Why aren't `void *`'s implicitly cast in C++?

Question

In C, there is no need to cast a void * to any other pointer type, it is always safely promoted. However, in C++, this is not the case. E.g.,

int *a = malloc(sizeof(int));

works in C, but not in C++. (Note: I know that you shouldn't use malloc in C++, or for that matter new, and should instead prefer smart pointers and/or the STL; this is asked purely out of curiosity) Why does the C++ standard not allow this implicit cast, while the C standard does?

Answer 1

Because implicit type conversions are usually unsafe, and C++ takes a more safe stance to typing than C does.

C will usually allow implicit conversions, even if most chances are that the conversion is an error. That's because C assumes that the programmer knows exactly what they are doing, and if not, it is the programmer's problem, not the compiler's problem.

C++ will usually disallow things that could potentially be errors, and require you to explicitly state your intention with a type cast. That's because C++ is trying to be programmer-friendly.

You might ask how come it is friendly when it is actually requiring you to type more.

Well, you see, any given line of code, in any program, in any programming language, will generally be read many more times than it will be written (*). So, ease of reading is much more important than ease of writing. And when reading, having any potentially unsafe conversions stand out by means of explicit type casts helps to understand what is going on and to have a certain level of certainty that what is happening is in fact what was intended to happen.

Besides, the inconvenience of having to type the explicit cast is trivial compared to the inconvenience of hours upon hours of troubleshooting to find a bug which was caused by a mistaken assignment that you could have been warned about, but never were.

(*) Ideally it will be written only once, but it will be read every time someone needs to review it to determine its suitability for reuse, and every time there is troubleshooting going on, and every time someone needs to add code near it, and then every time there is troubleshooting of nearby code, and so on. This is true in all cases except for "write-once, run, then throw away" scripts, and so it is no wonder that most scripting languages have a syntax which facilitates ease of writing with complete disregard to ease of reading. Ever thought that perl is completely incomprehensible? You are not alone. Think of such languages as "write-only" languages.

Answer 2

Here is what Stroustrup says:

In C, you can implicitly convert a void* to a T*. This is unsafe

He then goes on to show an example of how void* can be dangerous and says:

... Consequently, in C++, to get a T* from a void* you need an explicit cast. ...

Finally, he notes:

One of the most common uses of this unsafe conversion in C is to assign the result of malloc() to a suitable pointer. For example:

int* p = malloc(sizeof(int));

In C++, use the typesafe new operator:

int* p = new int;

He goes into a lot more detail on this in The Design and Evolution of C++.

So the answer boils down to: The language designer believes it is an unsafe pattern, and so made it illegal and provided alternate ways of accomplishing what the pattern was normally used for.

Answer 3

In C, there is no need to cast a void * to any other pointer type, it is always safely promoted.

It's always promoted, yes, but hardly safely.

C++ disables this behaviour precisely because it attempts to have a safer type system than C, and this behaviour is not safe.

---

Consider in general these 3 approaches to type conversion:

1. force the user to write everything out, so all conversions are explicit
2. assume the user knows what they're doing and convert any type to any other
3. implement a complete type system with type-safe generics (templates, new-expressions), explicit user-defined conversion operators, and force explicit conversions only of things the compiler can't see are implicitly safe

Well, 1 is ugly and a practical obstacle to getting anything done, but might genuinely be used where great care is needed.

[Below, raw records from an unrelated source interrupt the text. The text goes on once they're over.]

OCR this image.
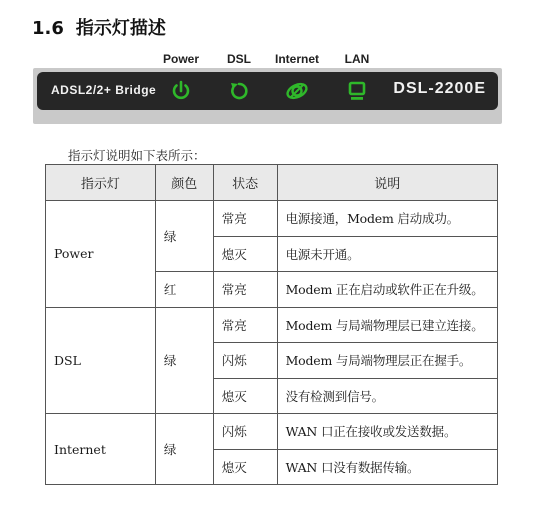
1.6 指示灯描述
Power DSL Internet LAN
ADSL2/2+ Bridge	DSL-2200E
指示灯说明如下表所示：
指示灯	颜色	状态	说明
Power	绿	常亮	电源接通，Modem 启动成功。
		熄灭	电源未开通。
	红	常亮	Modem 正在启动或软件正在升级。
DSL	绿	常亮	Modem 与局端物理层已建立连接。
		闪烁	Modem 与局端物理层正在握手。
		熄灭	没有检测到信号。
Internet	绿	闪烁	WAN 口正在接收或发送数据。
		熄灭	WAN 口没有数据传输。
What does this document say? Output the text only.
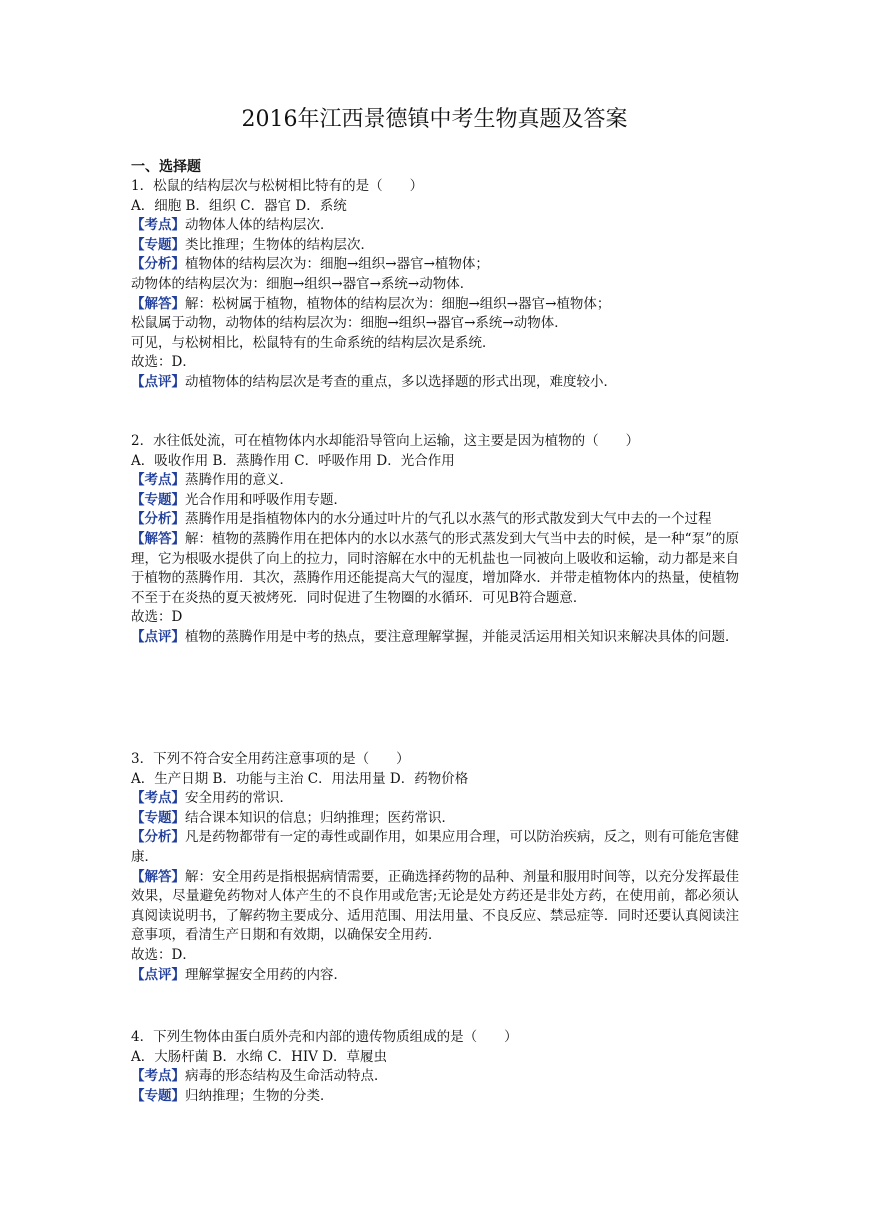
2016年江西景德镇中考生物真题及答案
一、选择题
1．松鼠的结构层次与松树相比特有的是（　　）
A．细胞 B．组织 C．器官 D．系统
【考点】动物体人体的结构层次．
【专题】类比推理；生物体的结构层次．
【分析】植物体的结构层次为：细胞→组织→器官→植物体；
动物体的结构层次为：细胞→组织→器官→系统→动物体．
【解答】解：松树属于植物，植物体的结构层次为：细胞→组织→器官→植物体；
松鼠属于动物，动物体的结构层次为：细胞→组织→器官→系统→动物体．
可见，与松树相比，松鼠特有的生命系统的结构层次是系统．
故选：D．
【点评】动植物体的结构层次是考查的重点，多以选择题的形式出现，难度较小．
2．水往低处流，可在植物体内水却能沿导管向上运输，这主要是因为植物的（　　）
A．吸收作用 B．蒸腾作用 C．呼吸作用 D．光合作用
【考点】蒸腾作用的意义．
【专题】光合作用和呼吸作用专题．
【分析】蒸腾作用是指植物体内的水分通过叶片的气孔以水蒸气的形式散发到大气中去的一个过程
【解答】解：植物的蒸腾作用在把体内的水以水蒸气的形式蒸发到大气当中去的时候，是一种“泵”的原理，它为根吸水提供了向上的拉力，同时溶解在水中的无机盐也一同被向上吸收和运输，动力都是来自于植物的蒸腾作用．其次，蒸腾作用还能提高大气的湿度，增加降水．并带走植物体内的热量，使植物不至于在炎热的夏天被烤死．同时促进了生物圈的水循环．可见B符合题意．
故选：D
【点评】植物的蒸腾作用是中考的热点，要注意理解掌握，并能灵活运用相关知识来解决具体的问题．
3．下列不符合安全用药注意事项的是（　　）
A．生产日期 B．功能与主治 C．用法用量 D．药物价格
【考点】安全用药的常识．
【专题】结合课本知识的信息；归纳推理；医药常识．
【分析】凡是药物都带有一定的毒性或副作用，如果应用合理，可以防治疾病，反之，则有可能危害健康．
【解答】解：安全用药是指根据病情需要，正确选择药物的品种、剂量和服用时间等，以充分发挥最佳效果，尽量避免药物对人体产生的不良作用或危害;无论是处方药还是非处方药，在使用前，都必须认真阅读说明书，了解药物主要成分、适用范围、用法用量、不良反应、禁忌症等．同时还要认真阅读注意事项，看清生产日期和有效期，以确保安全用药．
故选：D．
【点评】理解掌握安全用药的内容．
4．下列生物体由蛋白质外壳和内部的遗传物质组成的是（　　）
A．大肠杆菌 B．水绵 C．HIV D．草履虫
【考点】病毒的形态结构及生命活动特点．
【专题】归纳推理；生物的分类．
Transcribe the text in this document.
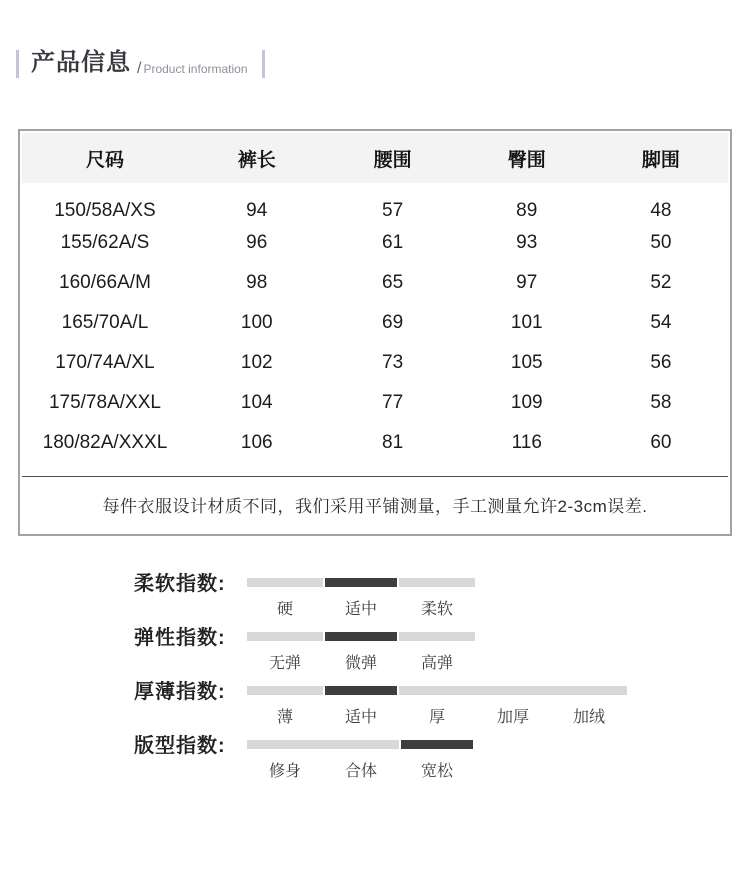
产品信息 / Product information
尺码	裤长	腰围	臀围	脚围
150/58A/XS	94	57	89	48
155/62A/S	96	61	93	50
160/66A/M	98	65	97	52
165/70A/L	100	69	101	54
170/74A/XL	102	73	105	56
175/78A/XXL	104	77	109	58
180/82A/XXXL	106	81	116	60
每件衣服设计材质不同，我们采用平铺测量，手工测量允许2-3cm误差.
柔软指数:
硬	适中	柔软
弹性指数:
无弹	微弹	高弹
厚薄指数:
薄	适中	厚	加厚	加绒
版型指数:
修身	合体	宽松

C roughly opted for 2, which is easier to implement, and C++ for 3, which is harder to implement but safer.

Answer 4

By definition, A void pointer can point to anything. Any pointer can be converted to a void pointer and thus, you will be able to convert back arriving at the exact same value. However, pointers to other types may have constraints, such as alignment restrictions. For example, imagine an architecture where characters can occupy any memory address but integers must start on even address boundaries. In certain architectures, integer pointers might even count 16, 32 or 64 bits at a time so that a char * might actually have a multiple of the numeric value of int * while pointing to the same place in memory. In this case, converting from a void * actually would round off bits which can not be recovered and is therefore not reversible.

Put simply, the void pointer can point to anything, including things that other pointers may not be capable of pointing to. Thus, the conversion to the void pointer is safe but not the other way around.